危害を加えるつもりでおびき出そうとしているのか。ものの言い方には、なにか企らんでいるような不自然なところはないが、もし狭山がまだ中間状態にいるのなら、逆らうとかえって悪い結果を招く。勇気を鼓して朝飯を食いに行くことにきめたが、予想のつかぬ将来のために、避難所だけは保有しておかねばならぬと思い、把手《ノップ》を握って、扉を揺すり、
「鍵をなくして、ここから出られないから、戸外をまわって、そちらへ行く」と、うまくいいつくろった。
小屋の横手をまわって裏口から入って行くと、食卓の上には朝食の仕度が出来、膃肭獣は煖炉のそばで毛布の中から顔だけ出し、なにごともなかったようにトホンと天井を見あげていた。狭山もあんな物凄い錯乱をした人間だとは思われぬような落着きかたで、何杯も飯を盛りつけては、ゆっくり喰っていた。
朝食がすむと、私は避難所にひき退ることにし、狭山に、
「向うの部屋で報告書を書くから、うるさくしてはならぬ」といい捨て、※[#「勹<夕」、第3水準1−14−76]々に裏口から飛びだすと、小屋の裏側に、庇掛《さしかけ》になった薪置場があるのを見つけた。
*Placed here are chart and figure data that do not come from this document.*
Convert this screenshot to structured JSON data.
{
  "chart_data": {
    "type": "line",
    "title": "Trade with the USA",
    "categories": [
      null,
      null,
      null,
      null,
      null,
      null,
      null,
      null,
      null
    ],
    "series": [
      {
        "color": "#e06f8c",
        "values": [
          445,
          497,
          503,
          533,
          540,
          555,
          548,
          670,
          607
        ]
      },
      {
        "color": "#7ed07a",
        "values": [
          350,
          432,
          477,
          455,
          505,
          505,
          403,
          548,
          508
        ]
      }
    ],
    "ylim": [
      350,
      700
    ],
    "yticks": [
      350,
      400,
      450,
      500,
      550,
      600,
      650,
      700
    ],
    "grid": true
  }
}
逃避はいつまでつづくかわからず、充分に薪を用意しておく必要があろうと思い、中へ入って薪を抱えとりながら隅のほうを見ると、六足の藁沓が並んでいた。狭山のとおなじもので、三足は棚の上に、三足は地べたに置いてあった。
私は薄暗い避難所へ戻って、なすことなく撫然と煖炉の傍に坐っていたが、狭山と五人の焼死者のほかに、この島に誰かもうひとり人間がいたのではないかという疑いをおこした。何気なく数を読取ってしまったが、たしかに六足の沓があった。藁沓は丈夫なもので、どんな長い冬でも、一足で充分に間にあうから、焼死した人間が五人である以上、藁沓は五足でなければならぬはずである。
さしたる意味もなく、眠りにつくまで、漠然たる疑問を心の隅に持ちつづけた。
第五日
一、正午近くなると、避難所の窓からぼんやりと蒼白い薄陽がさしこんできて、澱んだように暗かった土間の片隅を照らしはじめた。久しぶりに見る陽の光に心をひかれ、陽だまりの方へ眼をやると、なにか嬌めかしいほどの紅い色が強く眼をうった。そばへ行って見ると、それは匂いだすかと思われるばかりの真新しい真紅の薔薇の花|簪《かんざし》であった。